Para surpresa de ambos, Jonas, após lê-las atenciosamente, disse: - Vejo que estou
diante de dois grandes amigos tão observadores quanto eu. Capazes de atentar para
todos os detalhes da vida e extrair ensinamentos favoráveis à caminhada diária... E, antes
mesmo que ele terminasse suas conclusões, Lucas e Carlos se parabenizaram apertando
as mãos, abraçando-se e interrompendo aleivosamente o amigo desafiador, esboçando um
ar de soberba pertinente aos que realizam uma boa tarefa e merecem aplausos... Porém
Jonas, interrompendo-os em suas congratulações declarou: - Apesar de serem
extremamente observadores, vejo os amigos um tanto quanto impacientes com os
resultados que a vida pode lhes proporcionar! Amados e ansiosos colegas, buscai a
paciência como uma virtude a ser cultivada, tanto quanto a observância de todas as
coisas e, acima de tudo concentrem-se em seus objetivos, pois a vida não reserva um álibi
para a inocência. Mesmo sem entender o comentário final de Jonas, ambos se calaram e
aguardaram a conclusão do pensamento do desafiante, já demonstrando assim uma
pequena madureza de espírito, após a precoce saudação alegre e espontânea que
tiveram. Assim, Jonas completou sua conclusão: - Os amigos sequer assinaram suas
folhas e desconhecendo suas caligrafias não posso elucidar um comentário
particularizado, mas digo de forma generalizada, evitando a exposição de ambos, que
estou diante de dois grandes observadores que perscrutam os mais ínfimos detalhes, mas
que facilmente vacilariam em “coar um mosquito, mas deixando passar um camelo em
suas peneiras”... Um dos dois pôde observar cada detalhe da reforma do teatro, desde o
exterior até o interior; até mesmo os minúsculos desenhos do papel de parede não lhe
passaram desapercebidos; a cortina foi tão bem descrita que parece que, ao ler, fui
transportado para dentro do teatro, como numa visão tridimensional... Mas do assunto
tratado, nada foi observado...! Nesse momento Carlos olha para Lucas com ar de
misericórdia e compaixão, pois ele sabia que aquela palavra era dirigida ao amigo e não a
ele. Seu olhar continha a mesma dose de tristeza pelo amigo quanto de alegria por
lembrar que suas observações foram especificamente sobre o tema. Porém o suor frio
chegou-lhe às mãos quando Jonas continuou... – E quanto ao outro, também
extremamente detalhista, porém sem a visão geral, sem o “pano de fundo” que a vida nos
proporciona, fez anotações minuciosas sobre a fala do ator, seus gestos e até copiou
palavras devidamente decoradas do seu texto, porém esqueceu-se de extrair o mais
importante dos detalhes: Um monólogo jamais poderá tratar de relacionamento conjugal,
pois ali será exposta apenas a versão de um ser individual e jamais do casal. Por mais que
o autor tente ser neutro, acabará expressando seu posicionamento como parte desse
relacionamento; portanto um monólogo não serve para tratar de um assunto que se
refere a dois e nunca, jamais, a um dos dois...!

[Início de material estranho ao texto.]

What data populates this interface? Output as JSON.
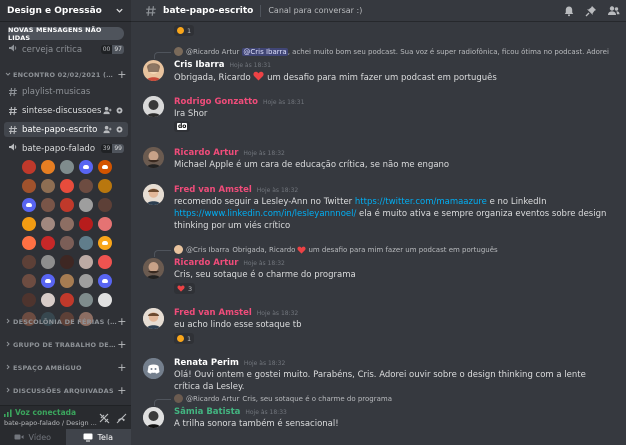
{
  "server": {
    "name": "Design e Opressão"
  },
  "sidebar": {
    "new_messages_pill": "NOVAS MENSAGENS NÃO LIDAS",
    "top_channel": {
      "label": "cerveja crítica",
      "count_a": "00",
      "count_b": "97"
    },
    "category_1": "ENCONTRO 02/02/2021 (18H-20...",
    "channels": [
      {
        "label": "playlist-musicas"
      },
      {
        "label": "sintese-discussoes"
      },
      {
        "label": "bate-papo-escrito"
      }
    ],
    "voice_channel": {
      "label": "bate-papo-falado",
      "count_a": "39",
      "count_b": "99"
    },
    "categories": [
      "DESCOLÔNIA DE FÉRIAS (01/12/2...",
      "GRUPO DE TRABALHO DESIGN S...",
      "ESPAÇO AMBÍGUO",
      "DISCUSSÕES ARQUIVADAS"
    ],
    "voice_panel": {
      "status": "Voz conectada",
      "subtitle": "bate-papo-falado / Design ..."
    },
    "media": {
      "video_label": "Vídeo",
      "screen_label": "Tela"
    }
  },
  "topbar": {
    "channel": "bate-papo-escrito",
    "topic": "Canal para conversar :)"
  },
  "messages": {
    "top_reaction": {
      "count": "1"
    },
    "m1": {
      "reply_author": "@Ricardo Artur",
      "reply_mention": "@Cris Ibarra",
      "reply_text": ", achei muito bom seu podcast. Sua voz é super radiofônica, ficou ótima no podcast. Adorei",
      "author": "Cris Ibarra",
      "time": "Hoje às 18:31",
      "text_a": "Obrigada, Ricardo",
      "text_b": "um desafio para mim fazer um podcast em português"
    },
    "m2": {
      "author": "Rodrigo Gonzatto",
      "time": "Hoje às 18:31",
      "text": "Ira Shor",
      "reaction": "do"
    },
    "m3": {
      "author": "Ricardo Artur",
      "time": "Hoje às 18:32",
      "text": "Michael Apple é um cara de educação crítica, se não me engano"
    },
    "m4": {
      "author": "Fred van Amstel",
      "time": "Hoje às 18:32",
      "text_a": "recomendo seguir a Lesley-Ann no Twitter ",
      "link_1": "https://twitter.com/mamaazure",
      "text_b": " e no LinkedIn",
      "link_2": "https://www.linkedin.com/in/lesleyannnoel/",
      "text_c": " ela é muito ativa e sempre organiza eventos sobre design thinking por um viés crítico"
    },
    "m5": {
      "reply_author": "@Cris Ibarra",
      "reply_text_a": "Obrigada, Ricardo",
      "reply_text_b": "um desafio para mim fazer um podcast em português",
      "author": "Ricardo Artur",
      "time": "Hoje às 18:32",
      "text": "Cris, seu sotaque é o charme do programa",
      "reaction_count": "3"
    },
    "m6": {
      "author": "Fred van Amstel",
      "time": "Hoje às 18:32",
      "text": "eu acho lindo esse sotaque tb",
      "reaction_count": "1"
    },
    "m7": {
      "author": "Renata Perim",
      "time": "Hoje às 18:32",
      "text": "Olá! Ouvi ontem e gostei muito. Parabéns, Cris. Adorei ouvir sobre o design thinking com a lente crítica da Lesley."
    },
    "m8": {
      "reply_author": "@Ricardo Artur",
      "reply_text": "Cris, seu sotaque é o charme do programa",
      "author": "Sâmia Batista",
      "time": "Hoje às 18:33",
      "text": "A trilha sonora também é sensacional!"
    }
  },
  "colors": {
    "author_pink": "#f04c7a",
    "author_green": "#43b581",
    "author_white": "#ffffff",
    "link": "#00aff4",
    "heart": "#ed4245"
  }
}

Lucas e Carlos, já agora quebrantado por suas falhas e consolando-se
reciprocamente, ainda tiveram que ouvir Jonas despedindo-os com suas sinceras, porém
duras palavras: - Amigo que é amigo não se cala diante de um desafio, mesmo que
alheio. Antes, o amigo ajuda ao outro amigo em suas dificuldades e compartilha para que,
ambos, sejam devidamente aprovados pelas provas que a vida nos reserva; portanto, um
deveria ter ajudado o outro nesta tarefa tão simples... Foi então que Jonas, conhecedor de
algumas particularidades dos seus amigos, disparou: - Enquanto você, Lucas, tentou fugir
do assunto do monólogo, pois lhe trazia lembranças amargas, não procurando ajuda de
Carlos, você, Carlos, por sua vez pensou apenas em si e esqueceu-se de que Lucas
precisava ser curado e, com certeza precisava de sua ajuda, num momento tão oportuno.
Resta apenas lhes dizer que, o maior desafio que lhes propus foi fazer com que ambos
sejam, verdadeiramente, amigos. A vida não foi feita para ser vivida a sós. Para isso
existem os amigos.
Moral da história: A vida têm seus objetivos e não devemos pensar que vamos
ter, no fim de tudo, um álibi para a inocência, pois ela já haverá deixado de existir.